2 hour ago 3 sources negative

Key takeaways:

  • China’s research on crypto adjudication signals Bitcoin’s growing property recognition despite trade bans.
  • Hong Kong’s stablecoin licenses create a regulatory arbitrage path for mainland institutional money.
  • Invalid crypto contracts mean Chinese investors bear full loss risks, reinforcing extreme regulatory caution.

China’s Supreme People’s Court has announced it will research adjudication standards for “emerging cases involving virtual currencies and cross-border finance.” The move was confirmed by Liu Guixiang, a member of the court’s judicial committee, during a press conference in Beijing held under the country’s 15th Five-Year Plan, which frames economic and technology policy through 2030. Liu said courts would also accelerate the release of judicial interpretations regarding civil compensation in insider trading and market manipulation, though no timeline was given.

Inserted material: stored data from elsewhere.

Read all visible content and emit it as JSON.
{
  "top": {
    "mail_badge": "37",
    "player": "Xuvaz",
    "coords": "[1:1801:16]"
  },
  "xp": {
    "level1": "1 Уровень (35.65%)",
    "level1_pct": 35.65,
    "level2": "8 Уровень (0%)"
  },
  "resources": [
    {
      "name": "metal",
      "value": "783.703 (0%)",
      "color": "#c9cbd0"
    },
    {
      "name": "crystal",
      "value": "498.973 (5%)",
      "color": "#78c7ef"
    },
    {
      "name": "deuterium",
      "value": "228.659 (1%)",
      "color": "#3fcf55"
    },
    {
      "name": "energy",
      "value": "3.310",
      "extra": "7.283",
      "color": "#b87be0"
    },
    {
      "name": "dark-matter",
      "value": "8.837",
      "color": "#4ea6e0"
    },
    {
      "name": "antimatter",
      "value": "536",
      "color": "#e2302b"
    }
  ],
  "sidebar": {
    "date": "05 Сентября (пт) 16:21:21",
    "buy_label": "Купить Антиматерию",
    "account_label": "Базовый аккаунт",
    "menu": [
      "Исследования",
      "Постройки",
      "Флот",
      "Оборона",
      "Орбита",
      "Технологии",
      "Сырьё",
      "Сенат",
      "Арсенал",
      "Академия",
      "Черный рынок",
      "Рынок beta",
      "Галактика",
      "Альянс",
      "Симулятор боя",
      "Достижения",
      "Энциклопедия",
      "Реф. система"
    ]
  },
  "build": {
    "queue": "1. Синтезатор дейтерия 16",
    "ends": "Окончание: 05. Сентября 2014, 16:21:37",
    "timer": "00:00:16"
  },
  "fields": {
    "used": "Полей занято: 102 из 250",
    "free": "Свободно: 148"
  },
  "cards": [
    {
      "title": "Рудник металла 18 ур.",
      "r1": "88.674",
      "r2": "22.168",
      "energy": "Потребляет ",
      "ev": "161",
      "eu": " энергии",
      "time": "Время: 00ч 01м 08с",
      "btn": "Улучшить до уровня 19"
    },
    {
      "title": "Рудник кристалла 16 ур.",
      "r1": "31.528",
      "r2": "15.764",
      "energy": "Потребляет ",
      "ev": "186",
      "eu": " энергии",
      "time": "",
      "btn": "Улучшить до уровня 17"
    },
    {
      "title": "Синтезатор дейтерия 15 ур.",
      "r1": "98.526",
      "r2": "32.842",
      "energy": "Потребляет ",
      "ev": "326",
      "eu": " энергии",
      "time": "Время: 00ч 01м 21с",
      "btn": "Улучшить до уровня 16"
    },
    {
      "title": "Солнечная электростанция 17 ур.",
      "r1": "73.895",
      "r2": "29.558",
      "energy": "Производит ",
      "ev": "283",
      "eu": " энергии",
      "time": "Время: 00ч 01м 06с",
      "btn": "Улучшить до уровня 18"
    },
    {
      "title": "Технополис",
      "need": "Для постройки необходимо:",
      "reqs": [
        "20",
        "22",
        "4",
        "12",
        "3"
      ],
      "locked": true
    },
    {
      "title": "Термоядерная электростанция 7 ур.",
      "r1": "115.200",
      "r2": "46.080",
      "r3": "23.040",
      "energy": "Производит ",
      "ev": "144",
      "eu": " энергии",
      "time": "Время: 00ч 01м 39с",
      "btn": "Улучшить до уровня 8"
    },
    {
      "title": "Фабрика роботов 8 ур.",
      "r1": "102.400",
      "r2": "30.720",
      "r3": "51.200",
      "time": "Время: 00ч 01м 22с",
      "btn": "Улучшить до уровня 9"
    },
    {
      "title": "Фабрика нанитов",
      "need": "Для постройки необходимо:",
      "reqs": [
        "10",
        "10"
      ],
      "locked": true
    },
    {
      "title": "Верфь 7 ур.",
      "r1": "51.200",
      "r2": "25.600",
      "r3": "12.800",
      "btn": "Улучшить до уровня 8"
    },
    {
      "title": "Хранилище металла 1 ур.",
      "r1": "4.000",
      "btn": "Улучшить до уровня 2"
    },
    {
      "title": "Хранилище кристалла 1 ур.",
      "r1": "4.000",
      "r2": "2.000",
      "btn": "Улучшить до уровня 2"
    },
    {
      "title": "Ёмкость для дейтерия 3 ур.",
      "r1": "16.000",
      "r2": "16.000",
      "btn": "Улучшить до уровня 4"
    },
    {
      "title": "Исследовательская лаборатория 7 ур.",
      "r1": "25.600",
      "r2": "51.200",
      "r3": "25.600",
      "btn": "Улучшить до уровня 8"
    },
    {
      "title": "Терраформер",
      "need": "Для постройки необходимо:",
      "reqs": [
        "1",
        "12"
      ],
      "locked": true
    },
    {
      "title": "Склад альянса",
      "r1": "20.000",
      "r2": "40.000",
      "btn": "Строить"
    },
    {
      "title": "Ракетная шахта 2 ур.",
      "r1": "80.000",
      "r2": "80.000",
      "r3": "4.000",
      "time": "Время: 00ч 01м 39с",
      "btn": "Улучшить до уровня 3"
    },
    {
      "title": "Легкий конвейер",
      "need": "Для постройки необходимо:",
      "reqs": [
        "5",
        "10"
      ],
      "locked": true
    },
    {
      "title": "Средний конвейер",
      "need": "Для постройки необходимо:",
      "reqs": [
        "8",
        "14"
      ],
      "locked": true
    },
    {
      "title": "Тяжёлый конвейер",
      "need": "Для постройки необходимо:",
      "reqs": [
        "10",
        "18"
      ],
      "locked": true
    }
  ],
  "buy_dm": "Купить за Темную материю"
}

The announcement comes months after a February joint notice from the People’s Bank of China, the China Securities Regulatory Commission, and other agencies that expanded oversight to offshore yuan-pegged stablecoins and tokenized real-world assets. That notice reaffirmed that virtual currencies—including Bitcoin, Ether, and Tether—do not hold legal status as fiat money and cannot circulate as currency. It classified crypto trading, token issuance, market-making, and related financial products as illegal activities and barred institutions from providing settlement, custody, insurance, or account services. Crucially, the notice stated that civil legal acts connected to cryptocurrency investments are invalid, and investors must bear any resulting losses themselves.

Despite the mainland’s sweeping prohibition, Chinese courts have previously recognized cryptocurrencies like Bitcoin as virtual property in ownership disputes and asset recovery cases. The new research initiative signals an effort by the judiciary to clarify how such digital assets should be treated under civil law, even as the trading ban remains firmly in place. Concurrently, Hong Kong continues to diverge by building a regulated sector, recently issuing its first stablecoin licenses to HSBC and Anchorpoint Financial and moving forward with legislative proposals for virtual asset advisory and management services.